At September Term, 1897, of NEW HANOVER, his Honor, Allen, J., refused the petition, and defendants appealed. This is a petition in the cause, filed by the defendant corporator of the insolvent Carolina Interstate Building and Loan Association. It asks the judge to make an order requiring the (129) receivers to pay the petitioners $382.27, now in the hands of the receivers, arising from a sale of the defendant petitioner's property. It is admitted that $382.27 is their pro rata proportion of the deficiency of this defaulting association.

To grant the order asked for would be to relieve the petitioners from the burdens of the defalcations of their insolvent association, at the expense of their associate corporators.

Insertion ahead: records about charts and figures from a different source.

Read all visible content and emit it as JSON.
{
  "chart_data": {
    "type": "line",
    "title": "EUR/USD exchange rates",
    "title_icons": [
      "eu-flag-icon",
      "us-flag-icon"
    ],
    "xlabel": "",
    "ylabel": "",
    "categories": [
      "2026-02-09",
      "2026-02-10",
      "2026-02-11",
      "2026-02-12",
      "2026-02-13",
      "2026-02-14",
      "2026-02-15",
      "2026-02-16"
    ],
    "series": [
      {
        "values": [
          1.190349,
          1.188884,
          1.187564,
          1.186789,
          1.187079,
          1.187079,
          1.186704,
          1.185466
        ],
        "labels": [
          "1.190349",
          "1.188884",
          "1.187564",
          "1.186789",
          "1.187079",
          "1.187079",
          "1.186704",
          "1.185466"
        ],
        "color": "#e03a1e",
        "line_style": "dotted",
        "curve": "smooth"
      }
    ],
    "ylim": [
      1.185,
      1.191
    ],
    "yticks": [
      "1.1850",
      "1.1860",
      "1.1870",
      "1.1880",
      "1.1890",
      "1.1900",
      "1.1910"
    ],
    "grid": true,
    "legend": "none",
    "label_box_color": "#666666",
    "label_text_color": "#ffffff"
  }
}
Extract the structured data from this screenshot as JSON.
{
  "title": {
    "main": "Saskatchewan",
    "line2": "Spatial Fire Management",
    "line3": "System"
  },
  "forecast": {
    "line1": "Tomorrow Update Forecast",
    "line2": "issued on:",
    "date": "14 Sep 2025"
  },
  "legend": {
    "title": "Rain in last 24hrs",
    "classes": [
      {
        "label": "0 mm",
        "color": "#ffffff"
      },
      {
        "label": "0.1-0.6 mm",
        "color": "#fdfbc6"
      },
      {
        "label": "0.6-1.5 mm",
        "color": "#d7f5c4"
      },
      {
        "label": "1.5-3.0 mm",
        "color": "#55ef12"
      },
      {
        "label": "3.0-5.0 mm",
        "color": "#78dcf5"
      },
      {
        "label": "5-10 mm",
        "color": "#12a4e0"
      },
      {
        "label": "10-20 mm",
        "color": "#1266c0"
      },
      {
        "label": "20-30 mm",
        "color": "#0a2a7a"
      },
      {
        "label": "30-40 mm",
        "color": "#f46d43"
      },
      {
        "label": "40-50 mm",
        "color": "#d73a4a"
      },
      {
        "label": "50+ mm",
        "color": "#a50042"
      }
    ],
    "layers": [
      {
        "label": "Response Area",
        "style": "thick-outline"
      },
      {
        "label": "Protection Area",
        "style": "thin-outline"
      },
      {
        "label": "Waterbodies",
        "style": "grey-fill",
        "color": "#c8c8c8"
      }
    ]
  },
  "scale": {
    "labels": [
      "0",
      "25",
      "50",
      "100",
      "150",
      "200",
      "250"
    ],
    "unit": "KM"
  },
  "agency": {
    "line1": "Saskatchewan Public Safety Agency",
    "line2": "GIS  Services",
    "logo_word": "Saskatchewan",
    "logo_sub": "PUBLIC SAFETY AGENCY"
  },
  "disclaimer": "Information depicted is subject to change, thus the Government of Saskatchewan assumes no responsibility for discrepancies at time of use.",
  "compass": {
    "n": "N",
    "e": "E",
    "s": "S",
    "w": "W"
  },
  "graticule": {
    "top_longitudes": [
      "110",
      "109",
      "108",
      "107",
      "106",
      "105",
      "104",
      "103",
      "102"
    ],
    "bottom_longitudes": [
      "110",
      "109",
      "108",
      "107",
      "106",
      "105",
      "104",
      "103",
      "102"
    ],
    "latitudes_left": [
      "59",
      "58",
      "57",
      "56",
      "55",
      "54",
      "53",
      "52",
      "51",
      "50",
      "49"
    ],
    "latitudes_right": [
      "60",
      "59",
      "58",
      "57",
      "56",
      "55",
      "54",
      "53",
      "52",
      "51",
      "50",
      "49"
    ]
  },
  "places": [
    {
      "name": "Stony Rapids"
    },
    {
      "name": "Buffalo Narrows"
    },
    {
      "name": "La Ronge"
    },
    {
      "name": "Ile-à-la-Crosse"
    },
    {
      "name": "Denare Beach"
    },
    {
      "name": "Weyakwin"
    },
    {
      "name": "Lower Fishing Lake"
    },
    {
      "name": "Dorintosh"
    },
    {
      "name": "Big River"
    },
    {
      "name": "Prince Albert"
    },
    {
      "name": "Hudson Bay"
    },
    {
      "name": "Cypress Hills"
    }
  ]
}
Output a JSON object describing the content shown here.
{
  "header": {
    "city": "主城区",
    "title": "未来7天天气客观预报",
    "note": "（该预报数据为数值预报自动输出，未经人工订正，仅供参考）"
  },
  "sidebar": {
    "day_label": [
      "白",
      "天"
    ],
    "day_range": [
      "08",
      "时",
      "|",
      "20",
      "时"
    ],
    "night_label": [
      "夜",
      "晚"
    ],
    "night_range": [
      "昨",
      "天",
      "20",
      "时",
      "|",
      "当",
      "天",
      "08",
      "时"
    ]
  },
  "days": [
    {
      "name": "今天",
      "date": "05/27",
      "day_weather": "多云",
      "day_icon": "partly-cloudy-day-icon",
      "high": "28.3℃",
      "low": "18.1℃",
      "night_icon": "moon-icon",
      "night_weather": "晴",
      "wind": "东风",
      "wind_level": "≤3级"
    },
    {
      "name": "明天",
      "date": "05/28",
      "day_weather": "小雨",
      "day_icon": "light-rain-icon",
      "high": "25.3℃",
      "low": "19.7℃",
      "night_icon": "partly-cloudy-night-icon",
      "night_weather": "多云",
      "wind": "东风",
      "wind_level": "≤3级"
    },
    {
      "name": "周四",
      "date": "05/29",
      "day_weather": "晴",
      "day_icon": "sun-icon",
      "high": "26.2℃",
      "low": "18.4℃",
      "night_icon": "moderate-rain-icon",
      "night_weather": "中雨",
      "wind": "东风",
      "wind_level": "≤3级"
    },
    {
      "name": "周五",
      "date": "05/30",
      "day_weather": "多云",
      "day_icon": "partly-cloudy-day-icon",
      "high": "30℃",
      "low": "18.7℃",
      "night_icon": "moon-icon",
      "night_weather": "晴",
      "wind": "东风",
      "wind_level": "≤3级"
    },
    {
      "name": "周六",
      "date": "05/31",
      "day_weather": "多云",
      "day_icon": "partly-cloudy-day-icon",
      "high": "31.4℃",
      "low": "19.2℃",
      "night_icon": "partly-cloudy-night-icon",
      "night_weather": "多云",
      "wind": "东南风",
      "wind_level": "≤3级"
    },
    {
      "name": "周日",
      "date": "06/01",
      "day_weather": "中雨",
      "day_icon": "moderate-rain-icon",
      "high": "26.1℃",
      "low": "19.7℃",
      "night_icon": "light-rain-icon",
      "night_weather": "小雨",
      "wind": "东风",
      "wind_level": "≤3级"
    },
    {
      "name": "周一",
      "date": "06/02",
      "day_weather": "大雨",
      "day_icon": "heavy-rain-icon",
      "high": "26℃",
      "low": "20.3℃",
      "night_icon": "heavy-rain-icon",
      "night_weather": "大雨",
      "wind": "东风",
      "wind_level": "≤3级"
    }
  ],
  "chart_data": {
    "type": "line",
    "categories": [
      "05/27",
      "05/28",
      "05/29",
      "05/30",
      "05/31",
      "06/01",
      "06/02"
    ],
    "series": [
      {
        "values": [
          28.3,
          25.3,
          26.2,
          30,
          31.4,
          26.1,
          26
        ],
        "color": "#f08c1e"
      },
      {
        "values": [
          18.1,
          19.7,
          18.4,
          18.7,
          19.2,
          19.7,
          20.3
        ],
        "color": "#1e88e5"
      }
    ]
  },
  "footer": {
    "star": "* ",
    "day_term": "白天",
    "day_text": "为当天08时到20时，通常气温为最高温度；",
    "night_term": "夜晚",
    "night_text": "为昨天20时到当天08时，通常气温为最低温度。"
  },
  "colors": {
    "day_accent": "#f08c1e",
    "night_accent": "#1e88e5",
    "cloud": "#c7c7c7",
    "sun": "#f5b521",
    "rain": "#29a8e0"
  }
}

We cannot discuss this proposition. It has so recently been discussed and decided by this Court that we will only refer to these cases —Strauss v. B. and L. Assn., 117 N.C. 308; s.c., 118 N.C. 556; Thompsonv. B. and L. Assn., 120 N.C. 420. These cases seem to settle the question raised by the petition, especially the last case cited, where the very question is discussed.

The court properly refused to make the order prayed for, and the ruling of the court below is

Affirmed.

Cited: Meares v. Duncan, 123 N.C. 206; Williams v. Maxwell, ib., 595;B. L. Assn. v. Blalock, 160 N.C. 492.